Perfect as a pre-drink snack, or to make for a book club. We love the flavour of roasted tomatoes, when combined with a little pesto and cream cheese, and mopped up with chunky bread; or gently piled onto some bruschetta or Melba toast. It certainly makes a very easy starter with great bursts of taste. We sometimes have this as our main meal, with the addition of some chunky crudités, and freshly baked bread.
Serves 4 – 6
• 1 punnet Rosa baby tomatoes
• 25 ml olive oil
• Sea salt and freshly-ground black pepper
• 5 ml Italian herbs, or garlic and herb mix
• 1 small lettuce, washed and shredded
• 1 x 250 g container cream cheese
• 80 – 100 ml basil or red pepper pesto
• 60 ml flaked almonds, toasted
• 30 ml finely chopped parsley
• 3 sprigs fresh basil
1. Preheat oven to180ºC/160ºC fan/Gas mark 4.
2. Place tomatoes into a small roasting pan.

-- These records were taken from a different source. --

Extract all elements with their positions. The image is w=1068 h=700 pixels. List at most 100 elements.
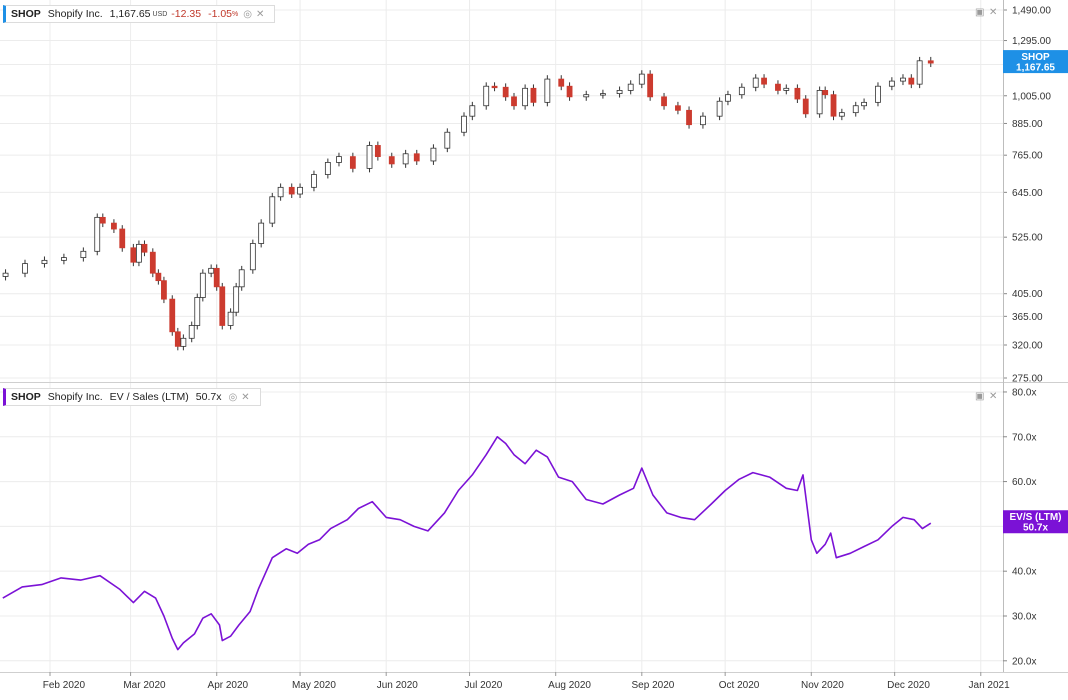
candle-up	[249, 243, 256, 271]
candle-down	[661, 96, 667, 107]
legend-metric-name: EV / Sales (LTM)	[109, 391, 189, 403]
candle-up	[336, 156, 342, 163]
price-tick-label: 275.00	[1012, 374, 1043, 385]
price-pane[interactable]: 1,490.001,295.001,160.001,005.00885.0076…	[0, 0, 1068, 672]
candle-down	[213, 267, 220, 288]
maximize-icon[interactable]: ▣	[975, 391, 985, 402]
evs-badge-label: EV/S (LTM)	[1009, 512, 1061, 523]
candle-down	[413, 153, 420, 162]
price-badge-value: 1,167.65	[1016, 63, 1055, 74]
candle-up	[80, 250, 87, 259]
candle-up	[227, 311, 234, 326]
x-tick-label: Feb 2020	[43, 680, 86, 691]
candle-up	[258, 222, 265, 244]
candle-up	[544, 78, 551, 103]
candle-up	[725, 94, 731, 102]
evs-tick-label: 80.0x	[1012, 387, 1036, 398]
x-tick-label: Apr 2020	[208, 680, 249, 691]
legend-percent-sign: %	[232, 10, 239, 18]
candle-up	[483, 85, 490, 107]
price-tick-label: 1,490.00	[1012, 5, 1051, 16]
candle-down	[149, 251, 156, 274]
legend-last-price: 1,167.65	[109, 8, 151, 20]
price-tick-label: 765.00	[1012, 151, 1043, 162]
pane-close-icon[interactable]: ✕	[989, 391, 998, 402]
price-legend[interactable]: SHOP Shopify Inc. 1,167.65 USD -12.35 -1…	[3, 5, 276, 23]
candle-down	[822, 90, 829, 96]
evs-tick-label: 70.0x	[1012, 432, 1036, 443]
price-badge-symbol: SHOP	[1021, 52, 1050, 63]
x-tick-label: Dec 2020	[887, 680, 930, 691]
evs-tick-label: 60.0x	[1012, 477, 1036, 488]
candle-down	[830, 94, 837, 117]
candle-down	[388, 156, 395, 165]
evs-tick-label: 40.0x	[1012, 567, 1036, 578]
legend-symbol: SHOP	[11, 8, 41, 20]
close-icon[interactable]: ✕	[241, 391, 250, 403]
candle-up	[41, 259, 48, 265]
candle-up	[900, 77, 906, 82]
x-tick-label: Oct 2020	[719, 680, 760, 691]
candle-down	[161, 280, 167, 300]
candle-down	[502, 86, 509, 98]
candle-up	[616, 90, 623, 95]
legend-currency: USD	[152, 10, 168, 18]
evs-legend[interactable]: SHOP Shopify Inc. EV / Sales (LTM) 50.7x…	[3, 388, 261, 406]
candle-down	[141, 243, 148, 253]
price-tick-label: 365.00	[1012, 312, 1043, 323]
price-badge	[1003, 50, 1068, 74]
legend-symbol: SHOP	[11, 391, 41, 403]
candle-down	[675, 105, 681, 111]
candle-up	[469, 105, 476, 117]
x-tick-label: Sep 2020	[632, 680, 675, 691]
x-tick-label: Jun 2020	[377, 680, 419, 691]
candle-down	[491, 85, 498, 89]
candle-down	[761, 77, 767, 85]
x-tick-label: Jan 2021	[969, 680, 1011, 691]
candle-up	[861, 101, 867, 107]
evs-tick-label: 30.0x	[1012, 611, 1036, 622]
candle-up	[136, 243, 142, 263]
candle-up	[916, 60, 923, 85]
pane-close-icon[interactable]: ✕	[989, 7, 998, 18]
candle-up	[444, 131, 451, 149]
candle-up	[638, 73, 645, 85]
price-tick-label: 525.00	[1012, 233, 1043, 244]
candle-down	[119, 228, 126, 249]
candle-up	[583, 94, 590, 98]
candle-down	[349, 156, 356, 169]
eye-icon[interactable]: ◎	[228, 391, 238, 403]
candle-up	[738, 86, 745, 96]
candle-up	[430, 147, 437, 162]
close-icon[interactable]: ✕	[255, 8, 265, 20]
candle-up	[311, 174, 317, 188]
candle-down	[288, 186, 295, 195]
candle-down	[908, 77, 915, 85]
candle-up	[208, 267, 215, 274]
candle-down	[686, 109, 692, 126]
candle-up	[269, 196, 276, 224]
candle-up	[852, 105, 859, 114]
candle-down	[219, 286, 226, 326]
candle-down	[566, 85, 573, 98]
maximize-icon[interactable]: ▣	[975, 7, 985, 18]
candle-up	[324, 162, 331, 175]
candle-down	[169, 298, 176, 333]
candle-up	[233, 286, 240, 313]
candle-up	[22, 263, 28, 274]
price-tick-label: 1,295.00	[1012, 36, 1051, 47]
eye-icon[interactable]: ◎	[243, 8, 252, 20]
evs-tick-label: 20.0x	[1012, 656, 1036, 667]
legend-company-name: Shopify Inc.	[47, 391, 103, 403]
candle-down	[927, 60, 934, 64]
candle-down	[155, 272, 162, 282]
x-tick-label: May 2020	[292, 680, 336, 691]
candle-up	[238, 269, 245, 288]
candle-down	[794, 87, 801, 100]
candle-down	[775, 83, 781, 91]
candle-up	[297, 186, 303, 195]
candle-down	[130, 247, 137, 263]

Drizzle with olive oil, and season with salt and pepper and Italian or garlic herbs.
3. Roast for 20 – 25 minutes.
4. Arrange lettuce on a flat platter and place the unwrapped packet of cream cheese in the centre of the platter.
5. Place roasted tomatoes in their juices around the cream cheese.
6. Stir basil or red pepper pesto lightly and drizzle over the cheese.
7. Next, sprinkle with some toasted almonds.
8. Lastly, garnish the tomatoes with parsley, and a few fresh basil leaves.
9. Serve with sliced French bread or ciabatta bread, bruschetta, Melba toast, or biscuits.
• Add 60 g sun-dried tomatoes to the fresh tomatoes after completing step 3. This gives a different texture and flavour to the recipe.